Sunday, February 26, 2017

Walking My Dog

The other day, Friday, was balmy and breezy.  We've had unseasonably warm weather in North Georgia and I for one am tired of it and would like some snow.  But my husband was replacing the cover on our boat (which is more like an anchor because it's out of commission). The old cover had become torn due to weather and age. 

It turned out to be a bigger deal than we had expected, because a cat had taken up residence in the boat.  For how long, I don't know, but it was in the hull and not interested in coming out.  Because the old cover was torn, the cat probably had crawled up in there in a storm. 

I have to stop here and say (and I deal with this in another post today) that we have recently become a haven for cats.  I have counted at least eight in my yard when I drive in at times.  Black, tabby, and mostly greyish ones.  They are not feral; they belong to someone who feeds them (most of the time) but they love our yard, which makes no sense because we have a dog. Of course, she is tied up and only able to reach so far, and they know to stay out of her area.  The cats like to walk on my car, hide up in the wheel wells of my husband's old (covered and inoperable Chevelles), and hunt for rodents in the small area of woods between our subdivision and the next. 

I do not like cats.  Plural.  I am ok with one, will hold it, let it around me.  But multiple, and the idea of cats, no.

So, to flush this cat out we let the dog into the boat.  She confirmed our suspicion that there really was a cat hiding in it, but she and the cat got into a stare down and the cat wasn't budging.  We put some milk out for it;  then we upped the anty and put out some tuna.  We were about to give up (although Nala the dog was not; she was very upset about the cat being in there and we had to remove her) when a little head poked out, enticed I am sure by the tuna.  She let me pick her up--no scratching--and we freed her from our boat.

All that to say that I guess my dog has a purpose.  Maybe.  But she is a commitment.

As I've written before, she is a 50-some pound pit or pitmix.  She is all muscle.  She needs to be walked every day and if I don't, I pay the price the next day in her over interest in every possible smell and animal, her rambunctiousness, and her insistence on going directions I don't care to follow.  We have a nonverbal discussion.

"Let's go this way."
"Let's go this way."
Let's go this way."

On the third time she gets a yank or even a strong nudge with my foot in the backside; not a kick but it gets her attention.   She can hold up my weight, by the way, when she's on point, and I am not a small woman. 

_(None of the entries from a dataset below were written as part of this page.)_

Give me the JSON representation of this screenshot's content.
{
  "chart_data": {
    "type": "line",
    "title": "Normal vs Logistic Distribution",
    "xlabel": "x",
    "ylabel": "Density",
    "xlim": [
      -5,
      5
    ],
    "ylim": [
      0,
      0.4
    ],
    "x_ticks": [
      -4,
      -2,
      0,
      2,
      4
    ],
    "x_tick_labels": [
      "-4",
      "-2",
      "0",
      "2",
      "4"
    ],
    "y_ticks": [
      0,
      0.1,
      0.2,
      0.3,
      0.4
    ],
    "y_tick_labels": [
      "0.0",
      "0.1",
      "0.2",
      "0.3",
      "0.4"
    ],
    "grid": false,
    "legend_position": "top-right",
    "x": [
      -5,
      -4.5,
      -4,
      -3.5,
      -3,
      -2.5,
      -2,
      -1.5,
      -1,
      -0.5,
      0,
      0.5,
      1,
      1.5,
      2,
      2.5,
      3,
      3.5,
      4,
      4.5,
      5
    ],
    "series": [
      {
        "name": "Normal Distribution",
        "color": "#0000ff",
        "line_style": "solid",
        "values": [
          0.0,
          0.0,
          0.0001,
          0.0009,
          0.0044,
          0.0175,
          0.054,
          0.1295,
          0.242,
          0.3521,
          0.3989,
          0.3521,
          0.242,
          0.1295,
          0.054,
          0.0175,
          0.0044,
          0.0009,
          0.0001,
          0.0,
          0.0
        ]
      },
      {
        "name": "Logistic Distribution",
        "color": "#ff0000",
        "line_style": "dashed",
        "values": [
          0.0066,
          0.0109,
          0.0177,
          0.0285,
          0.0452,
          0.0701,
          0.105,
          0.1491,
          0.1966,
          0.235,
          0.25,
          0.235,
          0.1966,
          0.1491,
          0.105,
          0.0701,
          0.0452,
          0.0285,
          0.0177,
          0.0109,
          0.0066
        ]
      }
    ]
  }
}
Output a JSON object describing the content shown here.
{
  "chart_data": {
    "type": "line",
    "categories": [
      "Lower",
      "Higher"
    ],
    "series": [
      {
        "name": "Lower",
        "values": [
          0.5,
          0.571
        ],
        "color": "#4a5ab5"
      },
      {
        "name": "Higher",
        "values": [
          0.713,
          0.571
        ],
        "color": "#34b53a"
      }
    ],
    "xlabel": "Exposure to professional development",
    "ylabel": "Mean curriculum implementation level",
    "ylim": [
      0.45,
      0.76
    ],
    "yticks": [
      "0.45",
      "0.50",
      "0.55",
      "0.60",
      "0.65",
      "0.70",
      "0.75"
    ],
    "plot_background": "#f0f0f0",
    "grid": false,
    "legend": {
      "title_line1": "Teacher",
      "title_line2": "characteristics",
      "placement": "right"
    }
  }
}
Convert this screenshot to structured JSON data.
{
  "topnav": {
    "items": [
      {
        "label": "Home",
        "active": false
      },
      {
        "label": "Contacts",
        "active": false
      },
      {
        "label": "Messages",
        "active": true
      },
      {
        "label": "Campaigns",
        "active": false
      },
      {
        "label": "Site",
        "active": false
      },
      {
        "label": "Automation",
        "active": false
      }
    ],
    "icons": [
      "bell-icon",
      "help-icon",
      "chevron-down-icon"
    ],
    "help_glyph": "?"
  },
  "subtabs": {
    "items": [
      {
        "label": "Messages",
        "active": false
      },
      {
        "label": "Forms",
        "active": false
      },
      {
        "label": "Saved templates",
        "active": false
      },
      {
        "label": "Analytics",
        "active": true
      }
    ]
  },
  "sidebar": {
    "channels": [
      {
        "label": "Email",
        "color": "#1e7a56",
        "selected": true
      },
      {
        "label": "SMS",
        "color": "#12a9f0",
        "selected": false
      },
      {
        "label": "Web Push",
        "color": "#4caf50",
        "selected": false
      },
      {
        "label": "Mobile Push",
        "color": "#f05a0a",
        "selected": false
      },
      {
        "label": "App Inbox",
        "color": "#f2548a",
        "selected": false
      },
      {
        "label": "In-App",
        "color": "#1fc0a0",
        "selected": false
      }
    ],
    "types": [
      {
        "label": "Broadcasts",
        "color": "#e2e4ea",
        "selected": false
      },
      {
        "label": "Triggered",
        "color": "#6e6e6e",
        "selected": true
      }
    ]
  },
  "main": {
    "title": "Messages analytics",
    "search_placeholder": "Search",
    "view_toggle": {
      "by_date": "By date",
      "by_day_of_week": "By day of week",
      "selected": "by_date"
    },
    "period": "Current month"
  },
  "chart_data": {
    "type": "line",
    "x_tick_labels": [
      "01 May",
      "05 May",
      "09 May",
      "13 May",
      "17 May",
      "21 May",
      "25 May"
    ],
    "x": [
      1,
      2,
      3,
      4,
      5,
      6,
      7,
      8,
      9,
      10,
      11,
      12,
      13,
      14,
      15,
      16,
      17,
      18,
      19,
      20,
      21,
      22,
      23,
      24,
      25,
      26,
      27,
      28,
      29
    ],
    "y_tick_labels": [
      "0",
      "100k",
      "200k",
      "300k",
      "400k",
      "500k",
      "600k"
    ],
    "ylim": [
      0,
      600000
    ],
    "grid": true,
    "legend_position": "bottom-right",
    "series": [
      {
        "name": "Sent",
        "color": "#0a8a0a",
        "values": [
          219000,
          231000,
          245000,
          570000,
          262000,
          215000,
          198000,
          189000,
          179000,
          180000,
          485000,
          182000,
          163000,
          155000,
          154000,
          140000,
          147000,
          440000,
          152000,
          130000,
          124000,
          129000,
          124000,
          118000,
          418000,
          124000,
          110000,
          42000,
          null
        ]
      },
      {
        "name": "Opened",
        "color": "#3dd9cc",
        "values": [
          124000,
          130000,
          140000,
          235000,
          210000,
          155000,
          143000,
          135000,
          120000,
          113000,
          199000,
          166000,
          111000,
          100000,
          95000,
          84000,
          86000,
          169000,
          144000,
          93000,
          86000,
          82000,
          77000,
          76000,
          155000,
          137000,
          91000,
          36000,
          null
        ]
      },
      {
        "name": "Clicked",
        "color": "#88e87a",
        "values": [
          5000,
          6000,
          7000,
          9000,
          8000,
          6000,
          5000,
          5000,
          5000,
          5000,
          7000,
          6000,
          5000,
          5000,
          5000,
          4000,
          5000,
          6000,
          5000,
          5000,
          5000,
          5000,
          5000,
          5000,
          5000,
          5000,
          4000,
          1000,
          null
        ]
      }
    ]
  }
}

Having a dog like this means you have to walk her or let her run, and I don't trust her enough to run (neither do I expect my neighbors or others to tolerate a dog like her running maniacally through their yards and into the streets).  Whereas I used to, pre-dog, be able to walk at the mall or on a treadmill, the commitment of a dog to me means primarily a 40-minute walk in sometimes unwelcoming weather almost every day of my life.  There is also the "We can't leave her for long periods of time" and "what are we going to do with Nala on this trip" and the "clean up her poop in the yard and wherever else" (I call her Princess Poopsalot) and the expense and because she is so strong the occasional bruises (I have photos to prove it).  But the walking is the daily reminder of the anchor that is a dog.

Cats don't need walking, and they can hide in boats for indeterminate times without food.  Hummmm.

I have to make a larger point here; it is my nature.  The necessity to walk her is not a burden because I have been walking 40 or so minutes a day for decades.  A doctor told me to when I was in my 20s and it was the best health advice ever.  I should have diabetes and don't.  I don't have bad knees like so many people my age.  It allows me to write novels in my head, listen to podcasts, pray, work out difficult conversations, and get over anger (of which I have more than enough). 

When I read the New Testament I see a Jesus who walked, and to be honest, this is one of the reasons I love him.  How many miles did Jesus walk in his ministry?  He did not sit under trees for people to come to him.  He did not wage wars. He walked to where people were to heal and feed and meet human need and talk about God's love. Yes, and other things, I'm not whitewashing Jesus, but he was walking and asks us to walk; life is a walk.